For the last thirty years, the term “baby boomer” has come to define a somewhat nebulous group born between the years 1946-1964. Since that term was coined by Landon Jones in his book Great Expectations: America and the Baby Boom Generation, much of the discussion about this particular generation has been framed by this moniker. Baby boomer is a term that connotes achievement and affluence, but now it also stands for a generation that feels disaffected and disconnected – not only from their ancestors, but from the world in general. Polling research indicates a sourness of mood and perspective about their current lives and especially about the future.

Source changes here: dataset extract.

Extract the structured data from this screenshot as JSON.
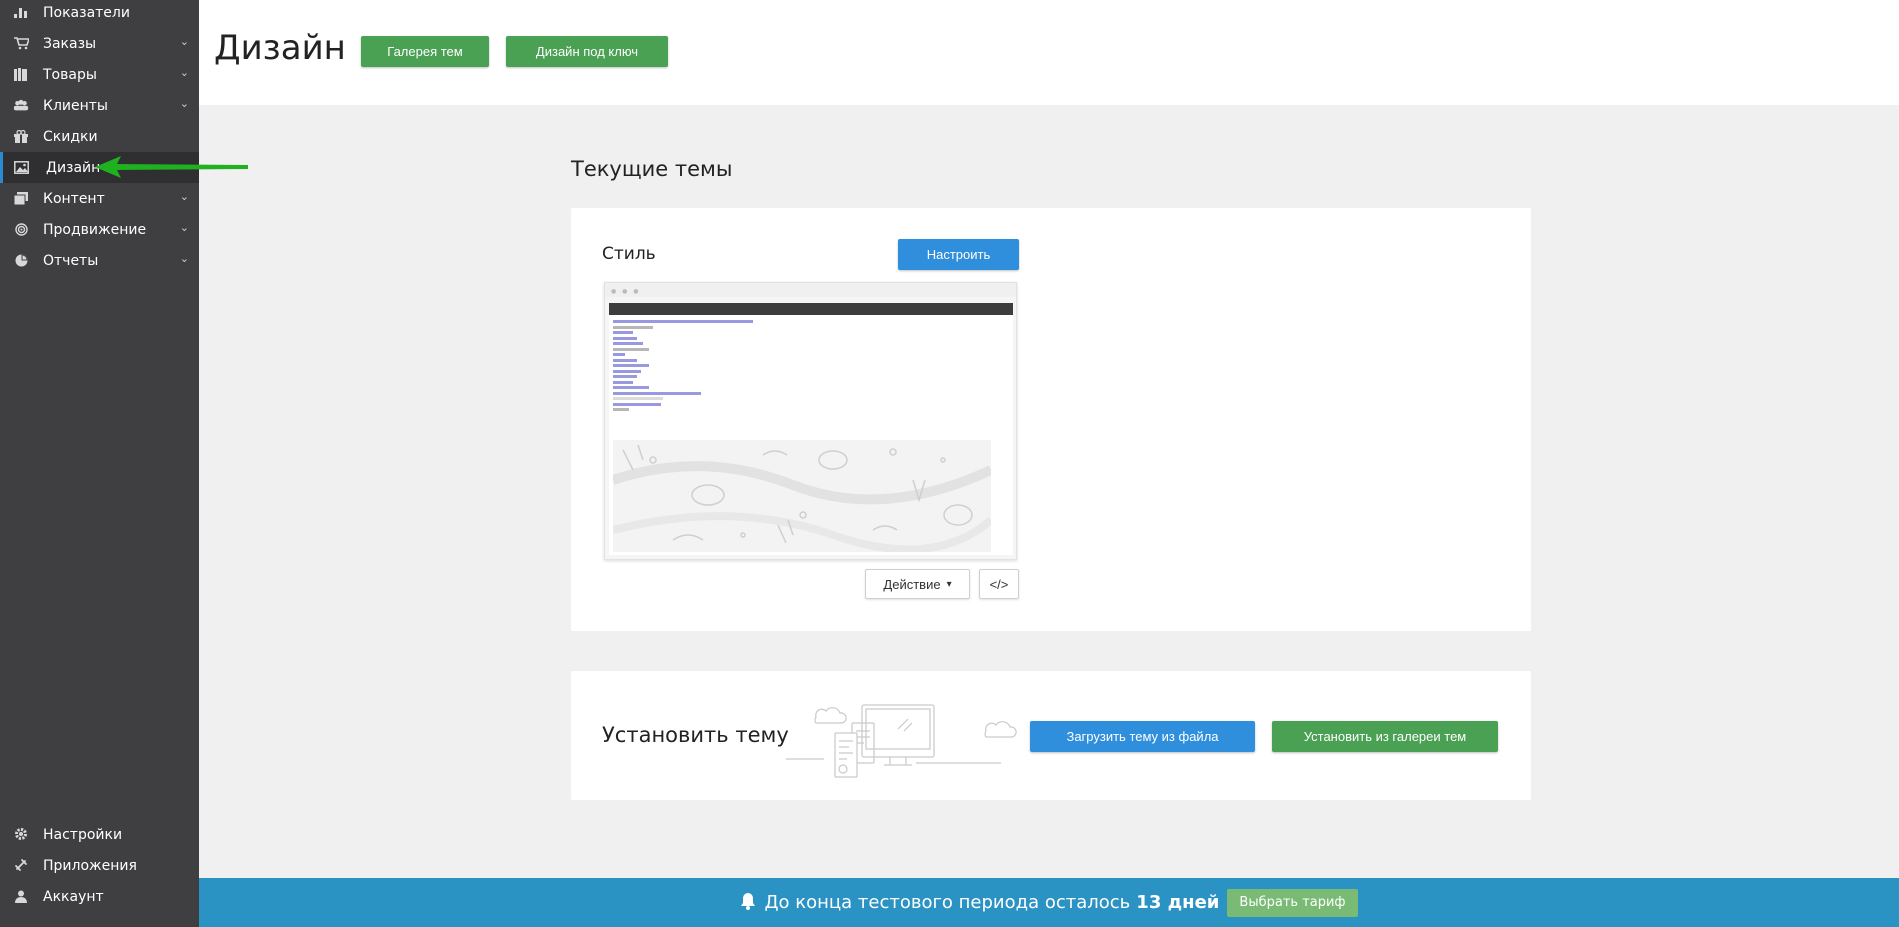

This malaise includes their thoughts and opinions about spirituality.
Last year, the Pew Research Center conducted a comprehensive poll with baby boomers to gauge their opinions on a number of issues. On the subject of spirituality, the pollsters found that “By standard measures such as the share who pray daily or frequency of attending religious services, Baby Boomers are less religious than adults ages 65 and older but more religious than adults in younger generations. Among Baby Boomers, 43% say they are a “strong” member of their religion, a higher share than among younger adults and a lower share than among older ones. Four-in-ten say they attend religious services at least once a week. Conversely, 13% say they have no religious affiliation, less than younger adults but more than older adults.”
The contemporary church has and continued to experiment with the best methods of bringing young people back to church. The above numbers make it clear that fifty-to-sixty year olds are in desperate need to be reached with the saving Gospel of Jesus Christ. The following are steps that churches can take to make their churches more accessible (but not to the exclusions of others) to baby boomers:
- Make sure that Sunday services are times when all generations are visible. Proverbs 11:30 says, “The fruit of the righteous is a tree of life; and he that wins souls is wise.” Baby boomers in church-visiting mode aren’t likely to make a return visit if they don’t see people like them in the congregation or in the corridors of leadership and service.
- Give them the same thought and attention to detail when structuring events. Make sure that church outings are capable of facilitating people who may have limited mobility, and that these events are capable of maintaining the interest of a wide spectrum of believers
- Be prayerful about how baby boomers can be encouraged by the Word of God and a relationship with Jesus. Know how to deal with people who are at an age when they may believe that they are “too late” to be saved or to be used by God
Every group and generation is worth saving. Under God, there is no such thing as a “lost group” or “lost generation.” The question is whether the contemporary church will be wise enough, thoughtful enough, and fast enough to make the changes necessary to give baby boomers hope and encouragement in Christ.